• Tips for taking the AP Calculus Exam

    Show all work.
    Remember that the grader is not really interested in finding out the answer to the problem. The grader is interested in seeing if you know how to solve the problem.

    Do not round partial answers.
    Store them in your calculator so that you can use them unrounded in further calculations.

    Do not let the points at the beginning keep you from getting the points at the end.
    If you can do part (c) without doing (a) and (b), do it. If you need to import an answer from part (a), make a credible attempt at part (a) so that you can import the (possibly wrong) answer and get your part (c) points.

    If you use your calculator to solve an equation, write the equation first.
    An answer without an equation might not get full credit, even if it is correct.

    If you use your calculator to find a definite integral, write the integral first.
    An answer without an integral will not get full credit, even if it is correct.

    Do not waste time erasing bad solutions.
    If you change your mind, simply cross out the bad solution after you have written the good one. Crossed-out work will not be graded. If you have no better solution, leave the old one there.
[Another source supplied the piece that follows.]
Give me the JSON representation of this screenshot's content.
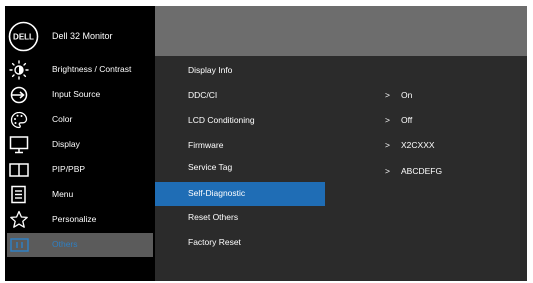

It might be worth a point or two.

    Do not use your calculator for anything except:
    (a) graph functions, (b) compute numerical derivatives, (c) compute definite integrals, and (d) solve equations. In particular, do not use it to determine max/min points, concavity, inflection points, increasing/decreasing, domain, and range. (You can explore all these with your calculator, but your solution must stand alone.)

    Be sure you have answered the problem.
    For example, if it asks for the maximum value of a function, do not stop after finding the x at which the maximum value occurs. Be sure to express your answer in correct units if units are given.

    If they ask you to justify your answer, think about what needs justification.
    They are asking you to say more. If you can figure out why, your chances are better of telling them what they want to hear. For example, if they ask you to justify a point of inflection, they are looking to see if you realize that a sign change of the second derivative must occur.